Formen des Stockwerkeigentums gibt es schon seit über 4000 Jahren. Dem Zürcher Verfassungsrechtler und FDP-Politiker Eugen Huber war dies stets ein Dorn im Auge: Als er 1892 vom Bundesrat den Auftrag erhalten hatte, ein Zivilgesetzbuch (ZGB) zu formulieren, strich er kurzerhand die «lästige Erbschaft» aus dem Vorgängergesetz. Das Schweizer Zivilgesetzbuch trat deshalb 1912 ohne Stockwerkeigentum in Kraft. Erst 1965 wurde diese Rechtsform als Artikel 712 wieder ins ZGB aufgenommen.
Seither nimmt der Anteil an Stockwerkeigentum stetig zu: 1970 lag die Wohneigentümer-Quote gemäss der «Gebäude- und Wohnungsstatistik» des Bundes bei 28,5 Prozent, Ende 2019 war sie bereits bei 36,4 Prozent. «Der Erwerb von Stockwerkeigentum ist nach wie vor im Trend», sagt Thomas Utz, Co-Leiter des Instituts für Innovation, Design und Engineering (IDEE) an der OST – Ostschweizer Fachhochschule.

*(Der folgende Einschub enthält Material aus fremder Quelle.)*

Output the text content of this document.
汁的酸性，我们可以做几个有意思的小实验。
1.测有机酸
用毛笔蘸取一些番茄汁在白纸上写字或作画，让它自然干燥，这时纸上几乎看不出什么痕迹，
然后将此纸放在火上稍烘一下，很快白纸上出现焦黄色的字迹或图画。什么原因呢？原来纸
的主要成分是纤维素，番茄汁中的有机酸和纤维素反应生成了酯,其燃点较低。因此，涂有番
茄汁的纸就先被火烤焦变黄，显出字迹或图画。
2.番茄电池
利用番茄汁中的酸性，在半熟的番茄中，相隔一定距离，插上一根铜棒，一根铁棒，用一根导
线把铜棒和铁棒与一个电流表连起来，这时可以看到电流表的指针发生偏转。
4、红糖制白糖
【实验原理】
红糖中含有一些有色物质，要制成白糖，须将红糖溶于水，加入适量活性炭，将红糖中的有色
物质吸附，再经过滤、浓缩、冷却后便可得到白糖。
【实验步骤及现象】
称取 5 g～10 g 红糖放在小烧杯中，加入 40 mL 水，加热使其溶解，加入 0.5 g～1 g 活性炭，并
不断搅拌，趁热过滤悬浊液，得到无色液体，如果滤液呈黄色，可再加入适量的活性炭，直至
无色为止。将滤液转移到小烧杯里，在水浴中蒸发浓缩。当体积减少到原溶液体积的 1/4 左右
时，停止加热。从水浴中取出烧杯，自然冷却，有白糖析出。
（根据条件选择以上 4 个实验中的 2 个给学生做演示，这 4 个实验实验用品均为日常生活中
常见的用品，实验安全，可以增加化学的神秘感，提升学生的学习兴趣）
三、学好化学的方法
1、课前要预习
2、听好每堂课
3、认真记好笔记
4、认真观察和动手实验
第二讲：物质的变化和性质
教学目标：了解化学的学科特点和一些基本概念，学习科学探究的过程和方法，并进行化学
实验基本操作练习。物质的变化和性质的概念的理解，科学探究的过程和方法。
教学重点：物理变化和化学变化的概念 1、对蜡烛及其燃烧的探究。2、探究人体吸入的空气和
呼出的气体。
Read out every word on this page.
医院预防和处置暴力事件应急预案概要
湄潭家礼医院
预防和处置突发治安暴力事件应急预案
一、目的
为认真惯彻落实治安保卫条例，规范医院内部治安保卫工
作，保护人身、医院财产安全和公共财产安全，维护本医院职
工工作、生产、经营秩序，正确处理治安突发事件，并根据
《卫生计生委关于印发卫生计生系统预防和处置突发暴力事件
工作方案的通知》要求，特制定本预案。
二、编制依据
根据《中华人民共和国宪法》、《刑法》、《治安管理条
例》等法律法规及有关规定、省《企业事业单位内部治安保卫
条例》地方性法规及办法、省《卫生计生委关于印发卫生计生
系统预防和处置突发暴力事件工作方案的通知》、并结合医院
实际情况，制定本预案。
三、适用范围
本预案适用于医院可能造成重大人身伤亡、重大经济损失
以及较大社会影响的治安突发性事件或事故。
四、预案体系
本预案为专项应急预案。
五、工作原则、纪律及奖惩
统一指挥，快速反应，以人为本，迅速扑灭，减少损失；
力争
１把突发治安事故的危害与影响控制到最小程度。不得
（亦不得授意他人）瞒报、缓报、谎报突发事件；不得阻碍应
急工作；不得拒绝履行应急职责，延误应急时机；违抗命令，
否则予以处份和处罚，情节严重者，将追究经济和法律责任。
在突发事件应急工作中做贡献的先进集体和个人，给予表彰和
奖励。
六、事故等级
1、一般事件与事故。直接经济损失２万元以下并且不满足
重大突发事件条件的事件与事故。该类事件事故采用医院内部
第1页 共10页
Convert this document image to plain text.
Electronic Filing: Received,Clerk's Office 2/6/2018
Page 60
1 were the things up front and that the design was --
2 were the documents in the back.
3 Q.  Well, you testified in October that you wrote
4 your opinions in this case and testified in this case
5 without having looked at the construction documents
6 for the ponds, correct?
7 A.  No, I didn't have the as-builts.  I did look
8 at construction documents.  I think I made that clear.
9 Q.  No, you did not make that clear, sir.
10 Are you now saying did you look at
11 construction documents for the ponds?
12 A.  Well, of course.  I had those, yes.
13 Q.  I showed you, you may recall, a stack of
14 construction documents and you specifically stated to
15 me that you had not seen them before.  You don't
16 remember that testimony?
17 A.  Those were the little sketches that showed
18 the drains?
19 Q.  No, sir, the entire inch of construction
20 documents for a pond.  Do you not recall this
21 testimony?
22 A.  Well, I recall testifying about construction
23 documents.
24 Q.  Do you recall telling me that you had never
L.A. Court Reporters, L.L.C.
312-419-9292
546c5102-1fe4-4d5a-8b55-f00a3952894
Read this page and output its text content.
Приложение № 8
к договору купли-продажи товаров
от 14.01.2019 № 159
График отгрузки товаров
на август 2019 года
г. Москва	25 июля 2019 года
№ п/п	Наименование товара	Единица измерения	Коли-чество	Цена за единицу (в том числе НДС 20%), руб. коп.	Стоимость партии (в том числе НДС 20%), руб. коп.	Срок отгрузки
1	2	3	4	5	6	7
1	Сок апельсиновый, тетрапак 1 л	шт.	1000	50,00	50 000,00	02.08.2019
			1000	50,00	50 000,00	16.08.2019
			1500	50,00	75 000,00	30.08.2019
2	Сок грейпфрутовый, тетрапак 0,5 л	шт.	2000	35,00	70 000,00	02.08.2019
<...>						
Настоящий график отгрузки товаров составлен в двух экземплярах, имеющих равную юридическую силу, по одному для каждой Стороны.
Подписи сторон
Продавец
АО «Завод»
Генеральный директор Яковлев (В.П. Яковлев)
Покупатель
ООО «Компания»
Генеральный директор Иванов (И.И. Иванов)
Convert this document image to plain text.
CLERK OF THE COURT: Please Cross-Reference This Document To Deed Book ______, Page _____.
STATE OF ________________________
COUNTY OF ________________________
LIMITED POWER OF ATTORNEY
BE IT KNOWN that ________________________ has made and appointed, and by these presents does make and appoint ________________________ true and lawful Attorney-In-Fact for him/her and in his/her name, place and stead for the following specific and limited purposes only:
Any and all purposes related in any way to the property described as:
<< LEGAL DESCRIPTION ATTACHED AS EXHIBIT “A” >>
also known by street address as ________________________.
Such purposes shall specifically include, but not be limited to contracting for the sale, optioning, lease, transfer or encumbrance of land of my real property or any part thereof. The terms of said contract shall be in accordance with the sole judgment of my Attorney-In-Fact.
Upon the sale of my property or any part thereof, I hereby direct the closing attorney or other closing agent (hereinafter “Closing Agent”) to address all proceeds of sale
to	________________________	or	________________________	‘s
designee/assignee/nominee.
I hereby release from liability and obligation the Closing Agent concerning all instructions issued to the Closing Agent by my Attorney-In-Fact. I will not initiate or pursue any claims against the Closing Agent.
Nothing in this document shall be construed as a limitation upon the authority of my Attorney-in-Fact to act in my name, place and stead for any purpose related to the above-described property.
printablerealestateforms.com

Wenn das finanzieren einer Haussanierung schwierig wird
Doch die beliebte Wohnform basiert auf einer lieblos formulierten juristischen Basis. «Das Problem liegt in der Eigentumsform», erklärt Utz. Während ein Hausbesitzer das alleinige Recht am Besitz habe und darüber auch entscheiden könne, müsse der Stockwerkeigentümer Besitz und die damit verbundenen Pflichten mit anderen Menschen teilen. Der Haken daran: Bei einer Haussanierung könne ein Alleineigentümer einen allenfalls nötigen Kredit bei einer Bank aufnehmen, der Stockwerkeigentümer-Gemeinschaft sei dies aber verwehrt, weil sie keine eigene Rechtsform besitze.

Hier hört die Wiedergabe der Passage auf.